Discussion in 'Wall St. News' started by forex-forex, Feb 9, 2008.

  1. Yahoo Rejects Microsoft Bid: WSJ

    Yahoo wants $40.00 per share.
  2. I knew this would happen, as did most people (no revelation on my part).

    But, MSFT would be incredible obtuse to even advance the discussion of this acquisition, which will end up toxifying MFSTs balance sheet and suck up massive cash which could be far better spent elsewhere.
  3. MS should tell YHOO to forget it.. Not a good idea anyway.. 2 suffering outfits getting together..
  4. Div_Arb


    MSFT will get a huge pop in their stock if they say forget it, and YHOO will go to the single digits. It's not only a good strategy, but a GREAT strategy for MSFT to tell YHOO to go fuck themselves.

    Bunch of greedy bastards if you ask me!
  5. this is great for MSFT

    they should just wait 1.5 years and bid $20.......which will be a 100% premium when YHOO starts trading at $10

    i don't understand why MSFT would want to waste ALL of its cash on a struggling company
  6. Apparently in the minds at Yahoo the Google threat is bigger than the absolute lack of any other bidders..

    Amazing how we all see it so clearly.. like the AOL/Time Warner or Daimler/Chrysler.. you read it and you think WFT?? I guess like all those finance Geniuses on Wall street they are just humans prone to bouts of stupidity like Joe 6-pack on the street..
  7. My first thought was : how can I profit from this bouts of stupidity....? :cool:
  8. ptunic


    I see huge problems with the combination of the companies (though it may very well go through).

    The issues are a) culture b) technology, both of which are critical for a software company.

    In cultural terms, the companies have little love for each other. This isn't just a top management thing, this gets down to many of the software developers and lower level managers. Many of the best will be so frustrated they will jump ship to Google and other companies. For successful software companies, culture and human resources are two of the primary sources of competitive advantage and I think this deal would absolute destroy many of these aspects.

    In addition, the technology is very different. Yahoo for one thing is almost entirely based off of UNIX. The sheer complexity of a re-write to Microsoft's server technology (.NET etc) is just overwhelming. If they attempt that path, Yahoo might very well spend 5 years on the transition to Microsoft technology and watch product development productivity be cut 50% (if not much more) during that time. Meanwhile Google will be going full speed-- again, with Yahoo's best talent.
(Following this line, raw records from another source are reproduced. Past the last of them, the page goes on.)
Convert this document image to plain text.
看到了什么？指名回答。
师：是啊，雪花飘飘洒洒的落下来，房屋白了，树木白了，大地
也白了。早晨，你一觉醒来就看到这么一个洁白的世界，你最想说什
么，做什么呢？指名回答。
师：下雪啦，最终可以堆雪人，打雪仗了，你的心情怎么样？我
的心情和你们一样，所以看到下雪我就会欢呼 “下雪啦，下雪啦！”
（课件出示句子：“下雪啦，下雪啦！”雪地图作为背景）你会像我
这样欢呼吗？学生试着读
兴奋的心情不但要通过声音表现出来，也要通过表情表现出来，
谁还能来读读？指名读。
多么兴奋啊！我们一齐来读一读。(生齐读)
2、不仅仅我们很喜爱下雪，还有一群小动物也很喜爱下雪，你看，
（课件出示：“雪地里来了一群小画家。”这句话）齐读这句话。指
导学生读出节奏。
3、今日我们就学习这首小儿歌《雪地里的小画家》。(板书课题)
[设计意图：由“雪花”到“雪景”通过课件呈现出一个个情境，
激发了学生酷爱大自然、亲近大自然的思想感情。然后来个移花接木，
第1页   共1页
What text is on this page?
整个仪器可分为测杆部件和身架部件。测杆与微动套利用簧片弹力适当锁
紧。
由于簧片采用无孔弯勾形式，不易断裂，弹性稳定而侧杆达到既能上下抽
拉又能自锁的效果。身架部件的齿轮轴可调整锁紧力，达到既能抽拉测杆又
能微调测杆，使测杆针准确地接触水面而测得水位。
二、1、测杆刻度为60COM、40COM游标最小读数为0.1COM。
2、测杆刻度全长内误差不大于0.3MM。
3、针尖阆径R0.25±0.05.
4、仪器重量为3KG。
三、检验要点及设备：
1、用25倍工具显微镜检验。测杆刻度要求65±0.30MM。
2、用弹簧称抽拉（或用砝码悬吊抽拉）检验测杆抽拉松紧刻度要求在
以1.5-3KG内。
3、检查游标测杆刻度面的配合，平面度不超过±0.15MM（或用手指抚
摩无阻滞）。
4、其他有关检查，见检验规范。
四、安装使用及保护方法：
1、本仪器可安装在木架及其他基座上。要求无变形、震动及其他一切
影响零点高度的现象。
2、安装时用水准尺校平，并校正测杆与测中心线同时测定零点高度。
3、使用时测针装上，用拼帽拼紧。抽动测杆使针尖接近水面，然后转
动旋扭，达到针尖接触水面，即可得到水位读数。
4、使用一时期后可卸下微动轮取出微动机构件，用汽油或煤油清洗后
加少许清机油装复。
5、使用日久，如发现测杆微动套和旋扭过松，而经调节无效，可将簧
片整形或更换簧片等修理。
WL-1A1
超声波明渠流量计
    What happens if Microsoft doesn't try a technical integration? For one thing, it is terrible for marketing; Microsoft took enough flak when people learned it initially couldn't run off of Microsoft servers as they weren't as good as UNIX for that purpose. They eventually switched it to Microsoft technology. Imagine Microsoft's marketing when it is forced to run the brunt of its internet business (Yahoo) off of UNIX/Linux, one of its most loathed rivals in terms of technology. Furthermore, there are virtually no economies of scale on the technology side if it doesn't standardize its technology. It takes a substantial amount of training for a UNIX expert to become a Microsoft expert and vice versa, and the amount of people who are experts in both is quite limited.

    The only real area there is a benefit of economy of scale is the ability to allow advertisers to market across a larger internet audience in one step. This is quite useful, but I think given the huge negatives and high multiple that Microsoft would pay for this combination, it wouldn't be worth it. I think Microsoft would be far better off rethinking some of their internal projects and management to streamline things and allow for greater innovation, and pour the $40 billion into product development and marketing.
  9. KiwiRoo


    Great comment, thanks for the post.